L’ultima volta che ero stato a vedere il Teatro Povero di Monticchiello era il 2002, in quegli anni, come si evinceva dallo spettacolo Tepopotratos Museum, il timore degli abitanti/attori del borgo toscano era quello di non diventare un “museo vivente”. Per esorcizzare questa paura nacque l’anno dopo il vero museo, che ho visitato poco prima dello spettacolo. Il museo interattivo si trova nel granaio accanto alla chiesa. Il granaio è anche sede della cooperativa del Teatro Povero.
La piazzetta è la stessa di tredici anni fa, siamo alla vigilia del cinquantesimo compleanno e il fermento nel paesino è immutato. Non starò a raccontare nel dettaglio la storia di questa esperienza cominciata nel 1967, mi basta ricordare come nel caso di Monticchiello il teatro abbia salvato un paese con meno di duecento abitanti tra le mura medievali, mantenendo intatta una comunità. La cooperativa infatti sopperisce alle tante mancanze che ha una piccola frazione: provvede ai medicinali, fa da Pro loco e da info point, seppellisce cani morti! Ci troviamo nel Comune di Pienza e raggiungere Monticchiello con i mezzi pubblici – lo so per esperienza! – è pressoché impossibile.
Venendo all’“autodramma” (la definizione è di Giorgio Strehler) di quest’anno, dal titolo emblematico Il paese che manca, lo spunto è il ventesimo compleanno dell’ultimo ragazzo rimasto in paese. Un momento di riflessione per tutta la comunità. Il toscano arcaico della nonna introduce la vicenda nella prima scena, fatico a comprendere alcune parole nonostante la lingua sia vicina alla mia. Penso alla mia, di nonna, e comprendo come i piccoli grandi temi che vengono affrontati non siano sentenze ma spunti di riflessione: nuove generazioni e nuove tecnologie, l’ufficio postale del paese che chiude, emigrazione e immigrazione. Mentre i giovani toscani vanno a Londra o a Berlino molti altri giovani vengono dall’estero in Italia e fare i lavori che gli italiani non vogliono fare più.

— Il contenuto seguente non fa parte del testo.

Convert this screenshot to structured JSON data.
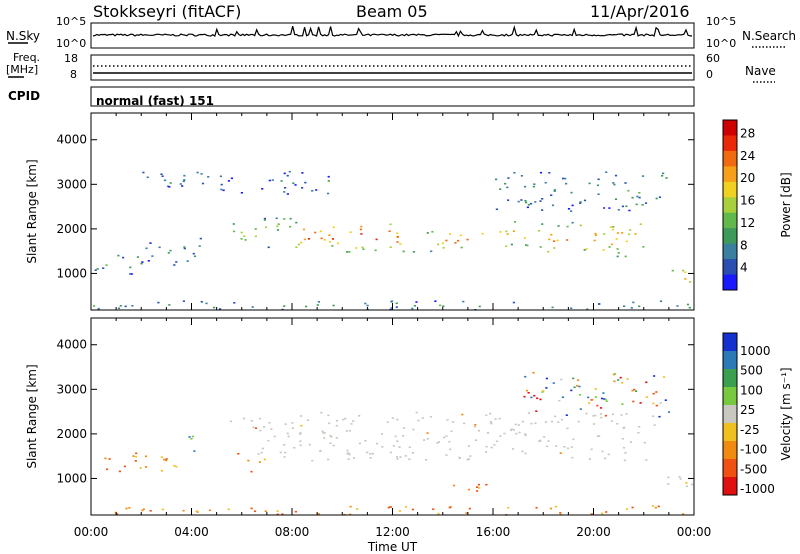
{
  "header": {
    "title": "Stokkseyri (fitACF)",
    "beam": "Beam 05",
    "date": "11/Apr/2016"
  },
  "strip_labels": {
    "nsky": "N.Sky",
    "nsearch": "N.Search",
    "freq": "Freq.",
    "freq_unit": "[MHz]",
    "nave": "Nave",
    "cpid": "CPID",
    "cpid_value": "normal (fast) 151"
  },
  "strip_ticks": {
    "noise_left": [
      "10^5",
      "10^0"
    ],
    "noise_right": [
      "10^5",
      "10^0"
    ],
    "freq_left": [
      "18",
      "8"
    ],
    "nave_right": [
      "60",
      "0"
    ]
  },
  "chart_data": [
    {
      "type": "heatmap",
      "panel": "power",
      "xlabel": "",
      "ylabel": "Slant Range [km]",
      "yticks": [
        1000,
        2000,
        3000,
        4000
      ],
      "ylim": [
        180,
        4600
      ],
      "xlim_hours": [
        0,
        24
      ],
      "colorbar": {
        "label": "Power [dB]",
        "ticks": [
          "4",
          "8",
          "12",
          "16",
          "20",
          "24",
          "28"
        ],
        "colors": [
          "#1a1aff",
          "#2a4fb0",
          "#3b7fa0",
          "#3e9a5a",
          "#62b84a",
          "#a8cf3c",
          "#f0d020",
          "#f5a018",
          "#f06a10",
          "#e82808",
          "#cc0000"
        ]
      },
      "bands": [
        {
          "t0": 0.0,
          "t1": 2.0,
          "r0": 1000,
          "r1": 1500,
          "level": 0.35
        },
        {
          "t0": 2.0,
          "t1": 4.5,
          "r0": 1200,
          "r1": 1800,
          "level": 0.25
        },
        {
          "t0": 5.5,
          "t1": 8.0,
          "r0": 1600,
          "r1": 2300,
          "level": 0.5
        },
        {
          "t0": 8.0,
          "t1": 12.0,
          "r0": 1500,
          "r1": 2200,
          "level": 0.85
        },
        {
          "t0": 12.0,
          "t1": 16.0,
          "r0": 1500,
          "r1": 2000,
          "level": 0.75
        },
        {
          "t0": 16.0,
          "t1": 18.0,
          "r0": 1600,
          "r1": 2200,
          "level": 0.7
        },
        {
          "t0": 18.0,
          "t1": 22.0,
          "r0": 1400,
          "r1": 2200,
          "level": 0.7
        },
        {
          "t0": 22.5,
          "t1": 24.0,
          "r0": 800,
          "r1": 1100,
          "level": 0.9
        },
        {
          "t0": 0.0,
          "t1": 24.0,
          "r0": 200,
          "r1": 400,
          "level": 0.3
        },
        {
          "t0": 2.0,
          "t1": 10.0,
          "r0": 2800,
          "r1": 3300,
          "level": 0.2
        },
        {
          "t0": 16.0,
          "t1": 23.0,
          "r0": 2400,
          "r1": 3300,
          "level": 0.3
        }
      ]
    },
    {
      "type": "heatmap",
      "panel": "velocity",
      "xlabel": "Time UT",
      "ylabel": "Slant Range [km]",
      "yticks": [
        1000,
        2000,
        3000,
        4000
      ],
      "ylim": [
        180,
        4600
      ],
      "xticks": [
        "00:00",
        "04:00",
        "08:00",
        "12:00",
        "16:00",
        "20:00",
        "00:00"
      ],
      "xlim_hours": [
        0,
        24
      ],
      "colorbar": {
        "label": "Velocity [m s⁻¹]",
        "ticks": [
          "1000",
          "500",
          "100",
          "25",
          "-25",
          "-100",
          "-500",
          "-1000"
        ],
        "colors": [
          "#1530d0",
          "#2a7ab8",
          "#3aa050",
          "#78c840",
          "#c8c8c0",
          "#f0c020",
          "#f08a10",
          "#f05010",
          "#e01010"
        ]
      },
      "bands": [
        {
          "t0": 0.0,
          "t1": 3.5,
          "r0": 1100,
          "r1": 1600,
          "kind": "neg"
        },
        {
          "t0": 3.5,
          "t1": 4.5,
          "r0": 1600,
          "r1": 2000,
          "kind": "pos"
        },
        {
          "t0": 5.5,
          "t1": 8.0,
          "r0": 1500,
          "r1": 2400,
          "kind": "grey"
        },
        {
          "t0": 8.0,
          "t1": 22.5,
          "r0": 1400,
          "r1": 2500,
          "kind": "grey"
        },
        {
          "t0": 22.5,
          "t1": 24.0,
          "r0": 800,
          "r1": 1200,
          "kind": "grey"
        },
        {
          "t0": 6.0,
          "t1": 7.0,
          "r0": 1100,
          "r1": 1500,
          "kind": "neg"
        },
        {
          "t0": 14.0,
          "t1": 16.0,
          "r0": 600,
          "r1": 900,
          "kind": "neg"
        },
        {
          "t0": 17.0,
          "t1": 23.0,
          "r0": 2400,
          "r1": 3400,
          "kind": "mix"
        },
        {
          "t0": 0.0,
          "t1": 24.0,
          "r0": 200,
          "r1": 400,
          "kind": "neg"
        }
      ]
    }
  ]
}
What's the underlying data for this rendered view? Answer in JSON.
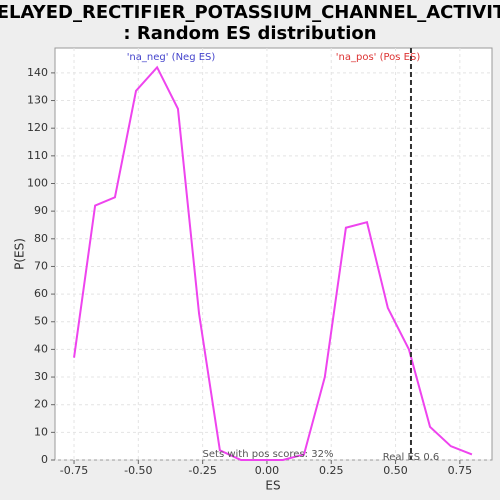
{
  "chart_data": {
    "type": "line",
    "title_lines": [
      "DELAYED_RECTIFIER_POTASSIUM_CHANNEL_ACTIVITY",
      ": Random ES distribution"
    ],
    "x_label": "ES",
    "y_label": "P(ES)",
    "x": [
      -0.75,
      -0.668,
      -0.591,
      -0.509,
      -0.427,
      -0.346,
      -0.264,
      -0.183,
      -0.101,
      -0.019,
      0.062,
      0.144,
      0.225,
      0.307,
      0.389,
      0.47,
      0.552,
      0.634,
      0.715,
      0.797
    ],
    "series": [
      {
        "name": "P(ES)",
        "color": "#ee44ee",
        "values": [
          37,
          92,
          95,
          133.5,
          142,
          127,
          53,
          3.5,
          0,
          0,
          0,
          2,
          30,
          84,
          86,
          55,
          40,
          12,
          5,
          2
        ]
      }
    ],
    "xlim": [
      -0.824,
      0.875
    ],
    "ylim": [
      0,
      149
    ],
    "xticks": [
      -0.75,
      {
        "value": -0.5,
        "label": "-0.50"
      },
      -0.25,
      {
        "value": 0,
        "label": "0.00"
      },
      0.25,
      {
        "value": 0.5,
        "label": "0.50"
      },
      0.75
    ],
    "yticks": [
      0,
      10,
      20,
      30,
      40,
      50,
      60,
      70,
      80,
      90,
      100,
      110,
      120,
      130,
      140
    ],
    "grid": true,
    "real_es": {
      "value": 0.56,
      "label": "Real ES 0.6"
    },
    "neg_label": {
      "text": "'na_neg' (Neg ES)",
      "color": "#4444cc"
    },
    "pos_label": {
      "text": "'na_pos' (Pos ES)",
      "color": "#dd3333"
    },
    "pos_scores_text": "Sets with pos scores: 32%"
  }
}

La piazzetta è abbastanza piena, il pubblico è composto da gente del luogo, aficionados, radical chic che vengono in vacanza in zona. Il testo si sviluppa coinvolgendo emotivamente ogni spettatore perché la grande capacità del Teatro Povero di Monticchiello è quella di creare ponti fra grandi e piccoli problemi, micro e macro punti di vista, perdite e mancanze in un’ottica quanto mai “glocal”. Un teatro che è un invito al dialogo, una riunione, uno scambio di opinioni, un’assemblea e una festa, sottolineata anche dalla tavola col rinfresco sul proscenio di fronte agli spettatori.
Vivere Monticchiello è anche un’immersione sensoriale (non puoi perderti i “pici”, la pasta fatta a mano nell’adiacente Taverna di Bronzone gestita dal Teatro Povero) in un’esperienza unica sulla quale sono state scritte migliaia di parole e alla quale, per il suo cinquantesimo compleanno, auguro di diventare internazionale. Cercando di attrarre nuovi pubblici, superare lo scoglio della parola intercettando le tantissime persone nordeuropee e nordamericane che ogni anno invadono la Val d’Orcia alla ricerca di un turismo esperienziale che potrebbe avere nel Teatro Povero la sua eccellenza. Lo spettacolo replica tutte le sere fino a Ferragosto compreso.